NeurIPS 2019
Sun Dec 8th through Sat the 14th, 2019 at Vancouver Convention Center
Paper ID:6137
Title:Landmark Ordinal Embedding

Reviewer 1

This is a technically nontrivial paper about ordinal embedding with novel and interesting results and ideas. Unlike most of existing work on ordinal embeddings that focus mainly on investingating the number of comparisons required, this paper aims to reduce the computational complexity of calculating the embedding for large numbers of items. As a consequence it does require a larger number of comparisons, but the gains in computational efficiency seem substantial. The paper is rather dense, and might perhaps benefit from moving some of the techincal description to the appendix and using the resulting space for a more high level overview. (In concrete this could be done by expanding the 1st paragraph of Section 4.) However, even as such the paper reads fairly well. Minor detail: Should there be a reference to some particular part of the appendix on line 144?

Reviewer 2

The techniques are fairly original, the problem is well-motivated and the paper is well-written, thanks to a consistent (though very cumbersome) notation. Apart from some typos (e.g. line 136), I didn't observe major issues in the writeup. I would suggest, however, to give more English descriptions of the mathematical expressions in Section 4, and if possible include some figures (as Figure 1) to explain the algorithm. The result is significant in the sense that I think it will find many applications.

Reviewer 3

Originality: The paper mixes ordinal embedding with Landmark MDS idea, which allow to provide a fast algorithm. This seems new to me and is rather effectice. Quality: The main theoretical result is the Theorem 4 on sample complexity of the method. It states that the algorithm is consistant with high probability given that more than $d^7n\log n$ queries on the ordinal information are done, in the BTL model. Clarity: The paper is very clearly written and insights that generated the idea are well introduced and explained. Significance: The method itself being the most effective given the experiment results, it is certainly significant.

Reviewer 4

This paper studies the problem of recovering n vectors in R^d (up to an isometry by definition of the Procrustes error) based on ordinal feedback. More precisely, the learner observes comparisons between triplets (i,j,k) similar to "j is closer to i than k" sampled from an oracle characterized by a link function. The approach proposed by the authors consist in selecting l landmark items and estimating the corresponding l columns of the distance matrix. This estimation is in 2 steps: i) maximum likelihod estimation under the Bradley-Terry-Luce model (as in ranking via pairwise comparisons) and ii) estimation of the column shifts. Sample complexity bounds are provided. Experiments on both synthetic and real datasets illustrate the efficiency of LOE methods.

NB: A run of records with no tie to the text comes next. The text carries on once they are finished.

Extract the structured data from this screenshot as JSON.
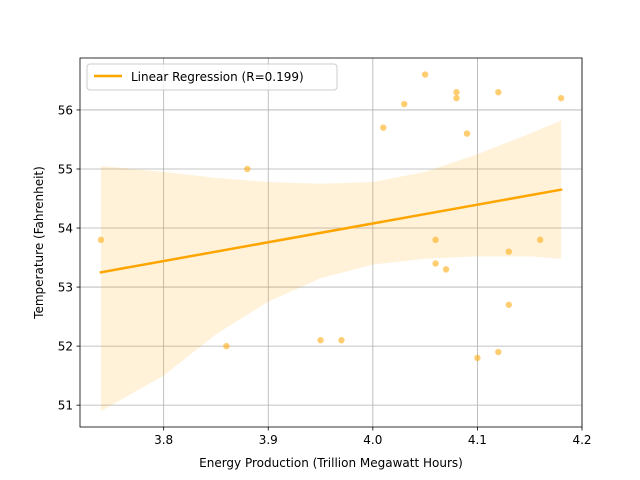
{
  "chart_data": {
    "type": "scatter",
    "xlabel": "Energy Production (Trillion Megawatt Hours)",
    "ylabel": "Temperature (Fahrenheit)",
    "xlim": [
      3.72,
      4.2
    ],
    "ylim": [
      50.63,
      56.88
    ],
    "x_ticks": [
      3.8,
      3.9,
      4.0,
      4.1,
      4.2
    ],
    "x_tick_labels": [
      "3.8",
      "3.9",
      "4.0",
      "4.1",
      "4.2"
    ],
    "y_ticks": [
      51,
      52,
      53,
      54,
      55,
      56
    ],
    "y_tick_labels": [
      "51",
      "52",
      "53",
      "54",
      "55",
      "56"
    ],
    "grid": true,
    "legend_position": "top-left",
    "color": "#ffa500",
    "series": [
      {
        "kind": "points",
        "x": [
          3.74,
          3.86,
          3.88,
          3.95,
          3.97,
          4.01,
          4.03,
          4.05,
          4.06,
          4.06,
          4.07,
          4.08,
          4.08,
          4.09,
          4.1,
          4.12,
          4.12,
          4.13,
          4.13,
          4.16,
          4.18
        ],
        "y": [
          53.8,
          52.0,
          55.0,
          52.1,
          52.1,
          55.7,
          56.1,
          56.6,
          53.8,
          53.4,
          53.3,
          56.3,
          56.2,
          55.6,
          51.8,
          56.3,
          51.9,
          53.6,
          52.7,
          53.8,
          56.2
        ]
      },
      {
        "name": "Linear Regression (R=0.199)",
        "kind": "regression_line",
        "x": [
          3.74,
          4.18
        ],
        "y": [
          53.25,
          54.65
        ]
      },
      {
        "kind": "confidence_band",
        "x": [
          3.74,
          3.8,
          3.85,
          3.9,
          3.95,
          4.0,
          4.05,
          4.1,
          4.15,
          4.18
        ],
        "upper": [
          55.05,
          54.95,
          54.85,
          54.78,
          54.75,
          54.78,
          54.95,
          55.25,
          55.6,
          55.82
        ],
        "lower": [
          50.9,
          51.5,
          52.2,
          52.75,
          53.15,
          53.38,
          53.48,
          53.52,
          53.52,
          53.48
        ]
      }
    ]
  }
}
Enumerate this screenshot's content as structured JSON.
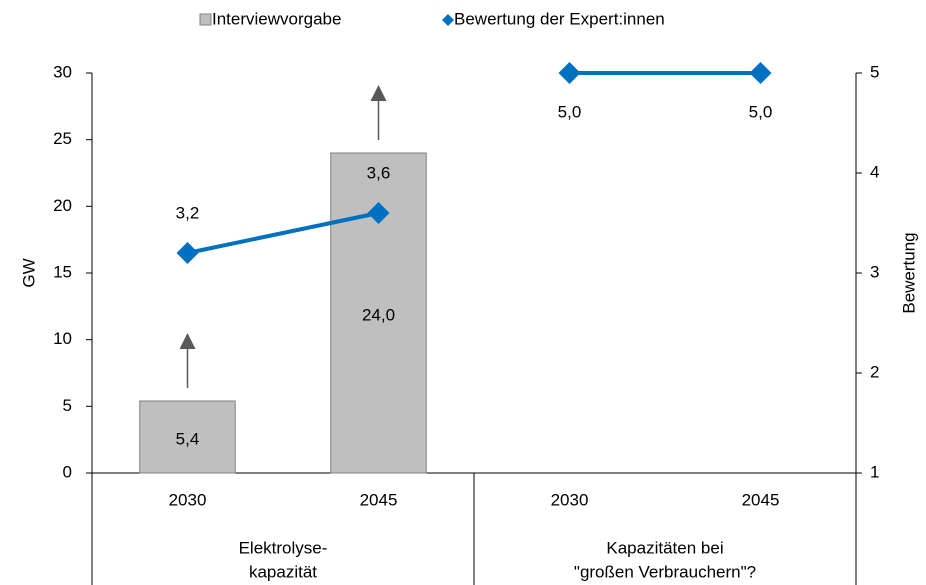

Pros. - globally well motivated and well written - well connected with related works (e.g. use of LOE as a warm start for STE) - experimental part Cons./Comments a) no discussion on the link function: what happens if f is not the logistic function? does LOE generalize? b) Procrustes error not well introduced: give reference or discuss this choice more. Moreover, theoretical error bounds such as Theorem 4 are not expressed in terms of the Procrustes measure. c) replace [n]\i by [n]\{i} (set difference notation) d) Avoid using the "consistent estimation" notation defined at line 104 as it is not explicit: it hides the dependency on epsilon and g. e) Lack of accuracy of the theoretical bounds because of the use of big O notations: constants are hidden. For example in Theorem 2, what is the influence of the regularization parameter lambda? Or in Theorem 4, what does "with high probability" means? (instead say: "with proba larger than 1-delta" and show the dependency on delta in the bound). In general, instead of writing A=O(B), rather write A <= c B and ideally give the expression of the constant c, or at least give the constants on which c depend (e.g. lambda, etc.). f) Rewrite the bound in Theorem 4 to show the rate of decay with respect to the sample budget m (instead of only using the fact that (m/l)=Omega(d^7nlogn)). And discuss the choice l=d+3 in Theorem 4. g) section 4.3 not well structured. Rather summarize it in lemma(s) and/or proposition(s) and give the underlying intuitions.